Het begin van de jaren 80 van de vorige eeuw is in vele opzichten een cruciaal moment in de recente geschiedenis van het Vlaamse theater. Het politieke theater – de belangrijkste artistieke dynamiek van de jaren 70 – heeft op dat ogenblik zijn strijdbare elan verloren. De grote theaterstructuren, in het bijzonder de drie stadstheaters – Koninklijke Vlaamse Schouwburg (KVS) te Brussel, Koninklijke Nederlandse Schouwburg (KNS) te Antwerpen en Nederlands Theater Gent (NTG) –, functioneren nog grotendeels op een elk-wat-wilsprogrammatie die zich, naast de klassieke drama’s van onder andere Shakespeare, Molière en Tsjechov, sterk laat inspireren door de eigentijdse successtukken uit het buitenland, vooral uit Engeland. Een nieuwe generatie theatermakers staat op en breekt radicaal met de bestaande tradities. Het is de generatie van Ivo Van Hove, Jan Fabre, Guy Cassiers, Jan Lauwers, Arne Sierens, Josse De Pauw en anderen, die tot op vandaag in grote mate het gezicht van het Vlaamse theater bepaalt.

Binnen de nieuwe poëtica en de nieuwe theaterpraktijk van de Tachtigers is er voor veel Vlaamse auteurs dan ook geen plaats meer. Ze worden niet alleen niet meer gespeeld, ze zijn met de jaren ook volledig in de vergetelheid geraakt. Wie kent nog het werk van Herwig Hensen, Pieter De Prins, Tone Brulin, Rudy Geldhof of Luk Van Brussel? Alleen Hugo Claus en Walter Van den Broeck lijken de breuk te hebben overleefd, maar ook hun stukken worden vanaf de jaren 90 steeds minder gespeeld in het professionele circuit. Alle andere namen hebben op hun best een cultuurhistorische betekenis of liggen opgeborgen en vergeten in de archieven van de geschiedenis. Of dat erg is? Is de geschiedenis geen rechtvaardige rechter? Is de tijd geen objectieve zeef voor blijvende waarde en kwaliteit? Misschien, maar toch.
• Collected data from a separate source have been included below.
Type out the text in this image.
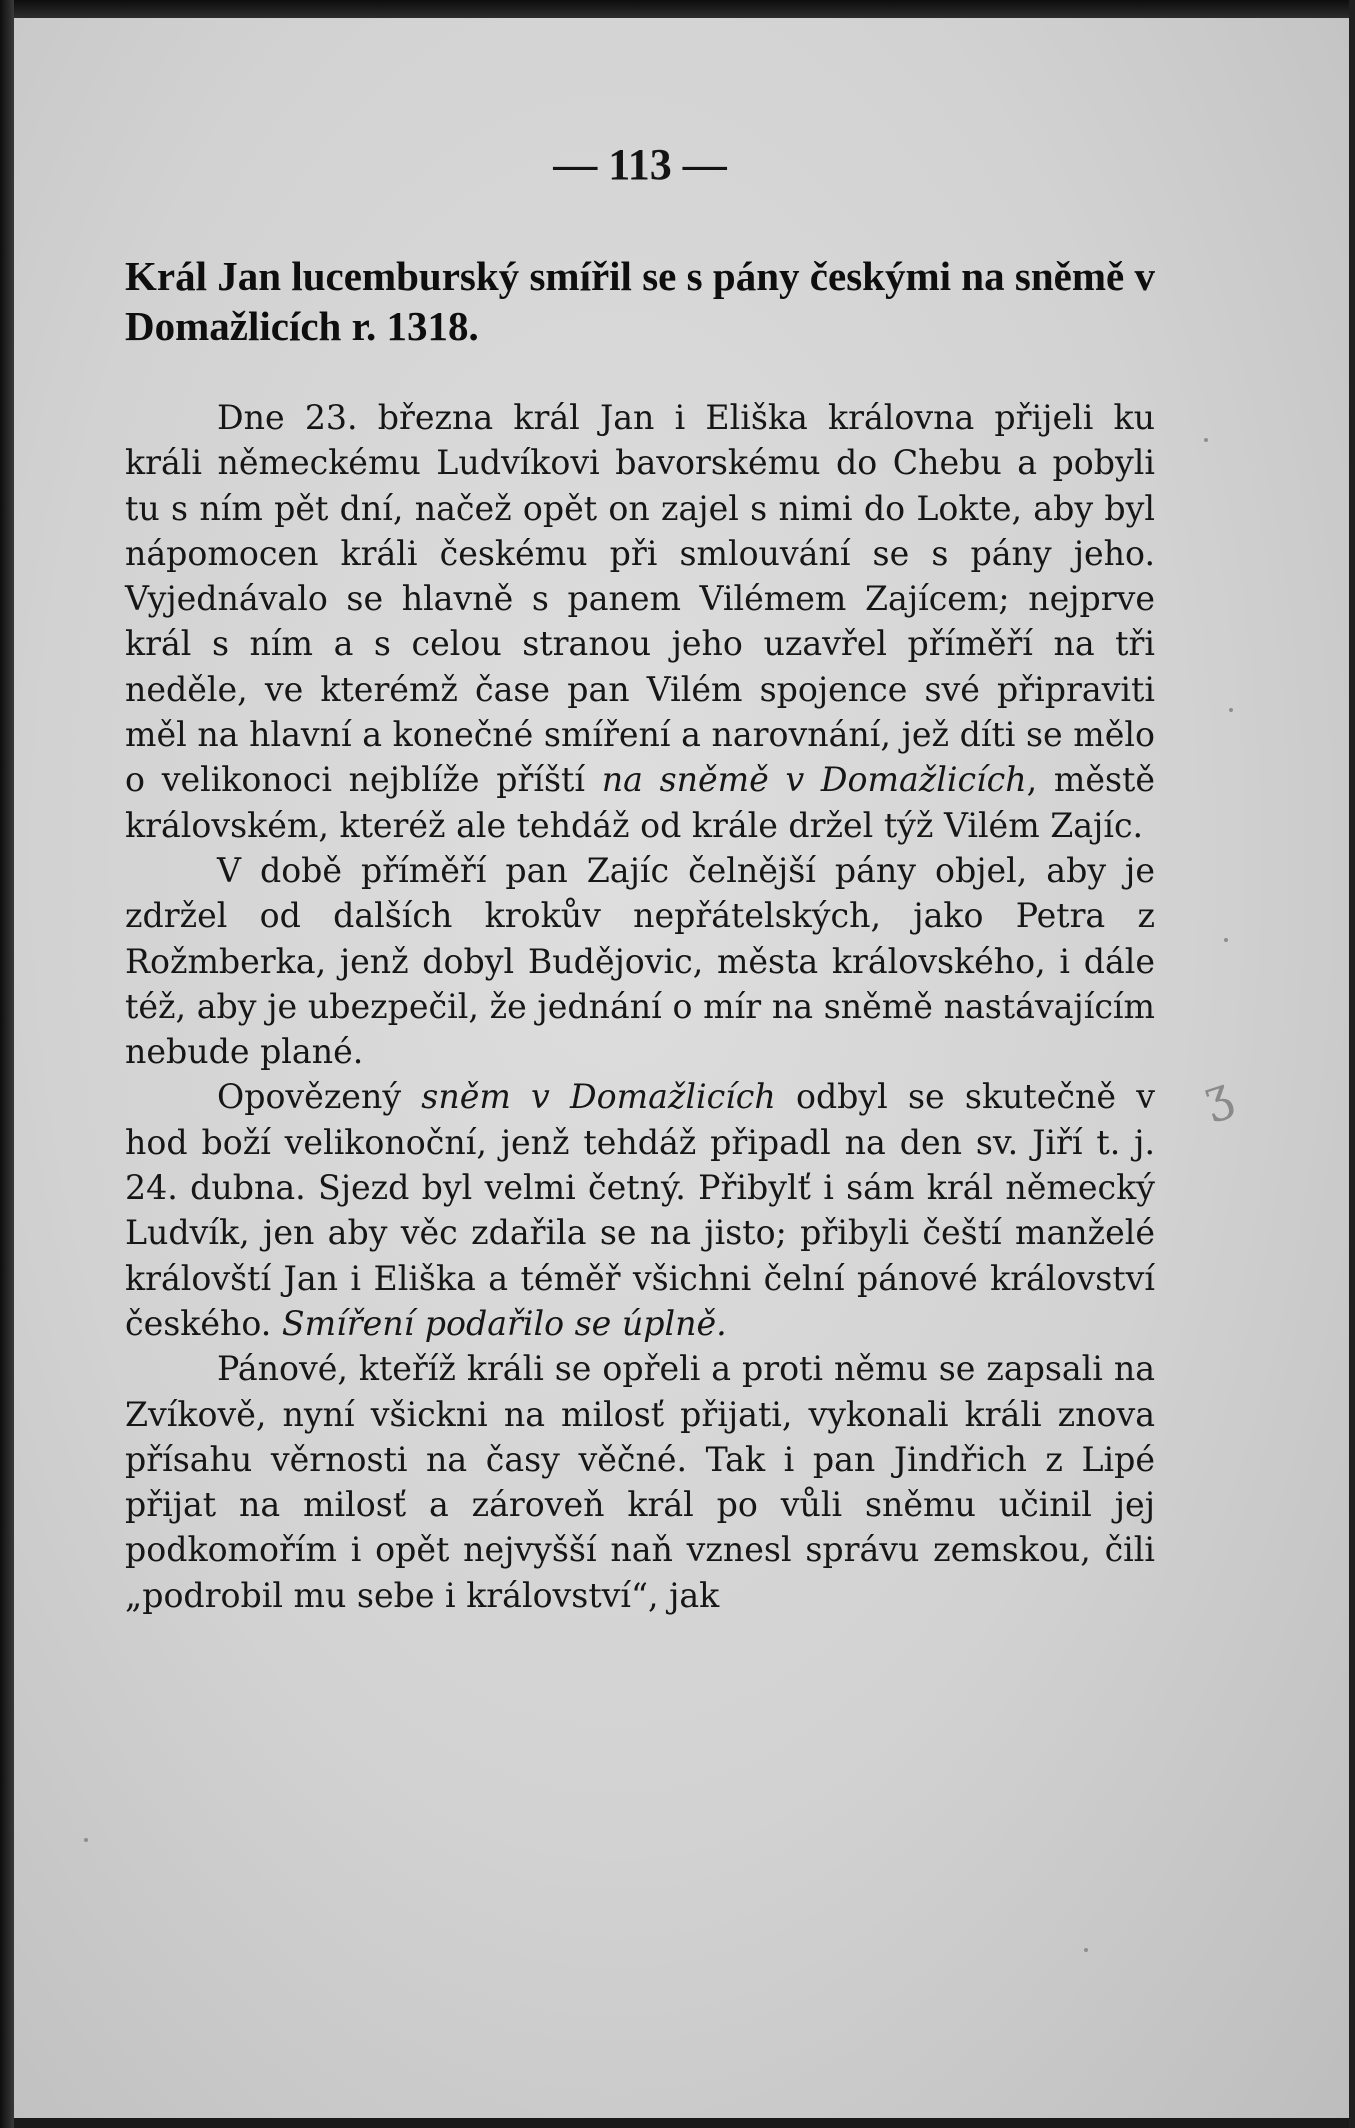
ʒ
— 113 —
Král Jan lucemburský smířil se s pány českými na sněmě v Domažlicích r. 1318.

Dne 23. března král Jan i Eliška královna přijeli ku králi německému Ludvíkovi bavorskému do Chebu a pobyli tu s ním pět dní, načež opět on zajel s nimi do Lokte, aby byl nápomocen králi českému při smlouvání se s pány jeho. Vyjednávalo se hlavně s panem Vilémem Zajícem; nejprve král s ním a s celou stranou jeho uzavřel příměří na tři neděle, ve kterémž čase pan Vilém spojence své připraviti měl na hlavní a konečné smíření a narovnání, jež díti se mělo o velikonoci nejblíže příští na sněmě v Domažlicích, městě královském, kteréž ale tehdáž od krále držel týž Vilém Zajíc.

V době příměří pan Zajíc čelnější pány objel, aby je zdržel od dalších krokův nepřátelských, jako Petra z Rožmberka, jenž dobyl Budějovic, města královského, i dále též, aby je ubezpečil, že jednání o mír na sněmě nastávajícím nebude plané.

Opovězený sněm v Domažlicích odbyl se skutečně v hod boží velikonoční, jenž tehdáž připadl na den sv. Jiří t. j. 24. dubna. Sjezd byl velmi četný. Přibylť i sám král německý Ludvík, jen aby věc zdařila se na jisto; přibyli čeští manželé královští Jan i Eliška a téměř všichni čelní pánové království českého. Smíření podařilo se úplně.

Pánové, kteříž králi se opřeli a proti němu se zapsali na Zvíkově, nyní všickni na milosť přijati, vykonali králi znova přísahu věrnosti na časy věčné. Tak i pan Jindřich z Lipé přijat na milosť a zároveň král po vůli sněmu učinil jej podkomořím i opět nejvyšší naň vznesl správu zemskou, čili „podrobil mu sebe i království“, jak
Na drie decennia is de tijd gekomen om terug te kijken naar wat er vóór dat breukmoment gebeurde in een poging om dat ‘vergeten Vlaamse repertoire’ opnieuw zijn plek te geven in de geschiedenis. De bedoeling van mijn onderzoek is tweeledig: enerzijds een geschiedschrijving van de Vlaamse naoorlogse theaterliteratuur en anderzijds een evaluatie van dat repertoire in het licht van de eigentijdse theaterpraktijk. De eerste doelstelling zal resulteren in een bloemlezing met een uitgebreide historische duiding die eind 2016 verschijnt. De tweede doelstelling wordt uitgewerkt in een aantal publieke lezingen van teksten in verschillende contexten gedurende de onderzoeksperiode (januari 2015 - december 2016). In wat volgt, probeer ik mijn onderzoeksveld in vogelvlucht te overzien.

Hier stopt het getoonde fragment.